Grants to Support Chicago's Resident Leadership Engaged in Public Housing Transformation

December 5, 2002 Press Releases Housing

MacArthur has announced two grants totaling $160,000 to support resident leadership engaged in the citywide effort to transform pubic housing in Chicago.

The City of Chicago is in the midst of the most extensive overhaul of public housing in the nation. Under its Plan for Transformation, which began in 1999, the Chicago Housing Authority (CHA) will demolish more than 16,000 public housing units and renovate or build approximately 25,000 new units over the next seven to ten years as part of the $1.6 billion effort.

The Foundation, which views the Transformation Plan as an historic opportunity to bring major improvements to one of the nation's largest public housing systems, has so far provided almost $16 million to more than 60 organizations contributing to the overall effort. Grants have been made to community-based organizations, technical assistance providers, representatives of the CHA tenants, research groups, and to the CHA itself. 
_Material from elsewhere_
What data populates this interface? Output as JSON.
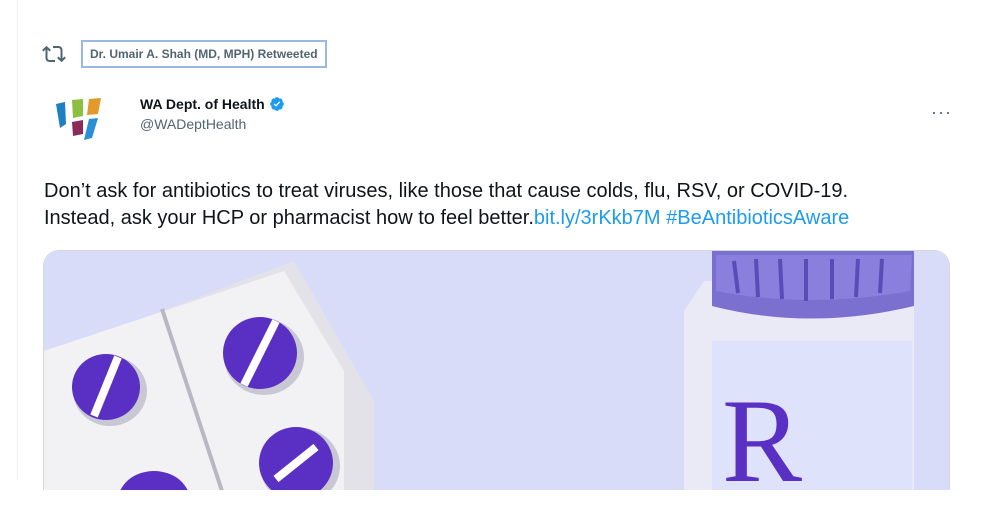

The Foundation's current grantmaking related to the Transformation Plan has three main objectives: 1) addressing major barriers to successful implementation of the plan, such as the challenge of successfully relocating residents, 2) building the capacity of key players, such as city agencies and community-based service providers to contribute to implementation of the plan, and 3) ensuring that reliable information about the plan is available to all who need it, especially public housing residents who are affected by the plan.

A grant of $115,000 to the Greater Southwest Community Development Corporation will support leadership development, life skills, and job training programs for public housing residents of LeClaire Courts. The grant will build on current efforts to connect resident leaders to other local leaders in the neighborhood and to explore how residents might benefit from the expansion underway at Midway Airport.

A grant of $45,000 has been made to the Central Advisory Council to support a two-day training session for resident leaders of public housing developments in the City of Chicago. The training, which follows on previous Foundation grants to support the involvement of public housing residents in the redevelopment process, will focus on strengthening leadership skills and capacities.

Earlier this year, the Foundation awarded a grant of $385,000 to the Development Training Institute in support of tenant leaders and others to plan for physical redevelopment, as well as a planning grant of $60,000 to Ujima, a new nonprofit organization established by the resident leaders of the Madden Park and Ida B. Wells developments.

Since December of 1999, the Foundation has made 58 grants totaling $15,990,900 in support of public housing transformation. For example, grants have been awarded to build the information and management systems of the Chicago Housing Authority and to establish communications, asset management, and quality assurance programs; to the Chicago Video Project, the Metropolitan Planning Council, and Residents' Journal to develop radio and cable programs, videos, posters, newspaper inserts, and other materials about the Plan for Transformation; to engage a broad range of organizations, including churches and other faith-based institutions, in the overall effort; and to support the research and policy analysis of the Urban Institute, Columbia University, the National Opinion Research Center, and others in order to ensure that the redevelopment of public housing is based on reliable information.